Book review: Die cold by Graham Smith - Wrap up warm folks - you'll need to!
Available here |
I'm a crime fiction reader and I LOVE JAKE BOULDER. There, it's out there - judge me if you will. So, my lovely damaged Jake is pushed almost to the end in this one. Battling the weather as well as the terrorists is only half the battle for Jake.
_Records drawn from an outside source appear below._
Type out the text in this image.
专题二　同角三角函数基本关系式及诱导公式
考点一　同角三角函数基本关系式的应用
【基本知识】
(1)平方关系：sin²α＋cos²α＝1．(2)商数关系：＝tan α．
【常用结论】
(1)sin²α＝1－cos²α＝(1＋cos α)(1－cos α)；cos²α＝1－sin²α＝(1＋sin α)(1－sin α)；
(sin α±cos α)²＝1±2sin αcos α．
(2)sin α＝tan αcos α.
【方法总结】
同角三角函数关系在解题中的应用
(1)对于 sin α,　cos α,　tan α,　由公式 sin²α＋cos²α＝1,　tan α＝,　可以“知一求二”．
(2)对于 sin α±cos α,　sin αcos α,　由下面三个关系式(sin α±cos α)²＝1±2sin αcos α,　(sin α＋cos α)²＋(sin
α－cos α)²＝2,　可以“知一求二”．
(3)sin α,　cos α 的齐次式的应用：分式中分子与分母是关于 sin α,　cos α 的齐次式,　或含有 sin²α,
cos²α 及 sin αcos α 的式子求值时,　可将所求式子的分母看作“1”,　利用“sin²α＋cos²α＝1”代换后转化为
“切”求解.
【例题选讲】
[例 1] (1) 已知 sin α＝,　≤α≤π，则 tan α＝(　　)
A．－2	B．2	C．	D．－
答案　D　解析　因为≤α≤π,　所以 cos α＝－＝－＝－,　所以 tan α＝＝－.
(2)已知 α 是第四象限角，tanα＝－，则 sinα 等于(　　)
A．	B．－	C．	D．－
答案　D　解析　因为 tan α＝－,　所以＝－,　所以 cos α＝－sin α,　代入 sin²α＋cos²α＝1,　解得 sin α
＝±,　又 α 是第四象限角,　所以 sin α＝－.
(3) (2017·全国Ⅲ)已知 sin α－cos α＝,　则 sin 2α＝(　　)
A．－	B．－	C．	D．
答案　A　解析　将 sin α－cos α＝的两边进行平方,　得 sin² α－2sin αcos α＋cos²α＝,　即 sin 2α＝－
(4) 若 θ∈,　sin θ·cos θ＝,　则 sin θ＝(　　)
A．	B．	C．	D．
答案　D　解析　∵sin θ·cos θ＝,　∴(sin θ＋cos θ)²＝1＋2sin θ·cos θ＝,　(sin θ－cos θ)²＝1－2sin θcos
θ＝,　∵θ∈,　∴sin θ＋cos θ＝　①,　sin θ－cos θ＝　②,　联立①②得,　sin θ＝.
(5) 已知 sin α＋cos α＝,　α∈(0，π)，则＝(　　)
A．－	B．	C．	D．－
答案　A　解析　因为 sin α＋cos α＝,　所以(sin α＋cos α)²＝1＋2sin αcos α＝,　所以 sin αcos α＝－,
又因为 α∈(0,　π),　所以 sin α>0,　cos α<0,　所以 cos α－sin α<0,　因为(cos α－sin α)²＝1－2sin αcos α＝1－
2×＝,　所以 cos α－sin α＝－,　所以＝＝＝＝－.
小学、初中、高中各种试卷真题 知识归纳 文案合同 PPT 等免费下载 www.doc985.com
He's also got his own internal demons to battle ... and believe me they are so much scarier for him than the terrorists inside the ski resort he's working at or the weather.
Blurb
Boulder is back.
Jake Boulder is working as a bartender, at an exclusive Vermont ski resort on New Year’s
Eve, when armed terrorists hold up the lodge and take all the customers and guests hostage.
Trapped with the other hostages, Boulder watches in horror as the female terrorist leader disfigures a singer to make her point. He wants to fight back, but is unarmed and being held at gunpoint.
Boulder finds a way to escape from the terrorists and searches for a way to raise the alarm. After he discovers the terrorists’ plan to leave no witnesses to their crime, he knows he has a race against time to save as many innocent people as he can…
But will Boulder be the reluctant hero and save the day?
Also available in the Jake Boulder Series:
Watching the Bodies
The Kindred Killers
Past Echoes
So, what really drew me into Die Cold? Well, it's that knowledge that Jake, despite all his flaws, is a good man and he'll do his utmost to save innocent people. He's like a modern day Batman without the car or the suit (although he'd probably have been quite grateful for a Batsuit in this one) More than that though it's the very human instincts that carry him forward. Smith artfully juxtaposes the ice cold surroundings and the obstacles it throws up for Jake with the fire and heat of the fast paced, action-led, hurtling adrenalin rush that propels the narrative forward at a rate of knots.
Very different from the other Jake Boulder books this , I think, has been my favourite so far. It pushes boundaries, tests human endurance and above all provides an optimism that melts the coldness that Smith so adeptly portrays throughout.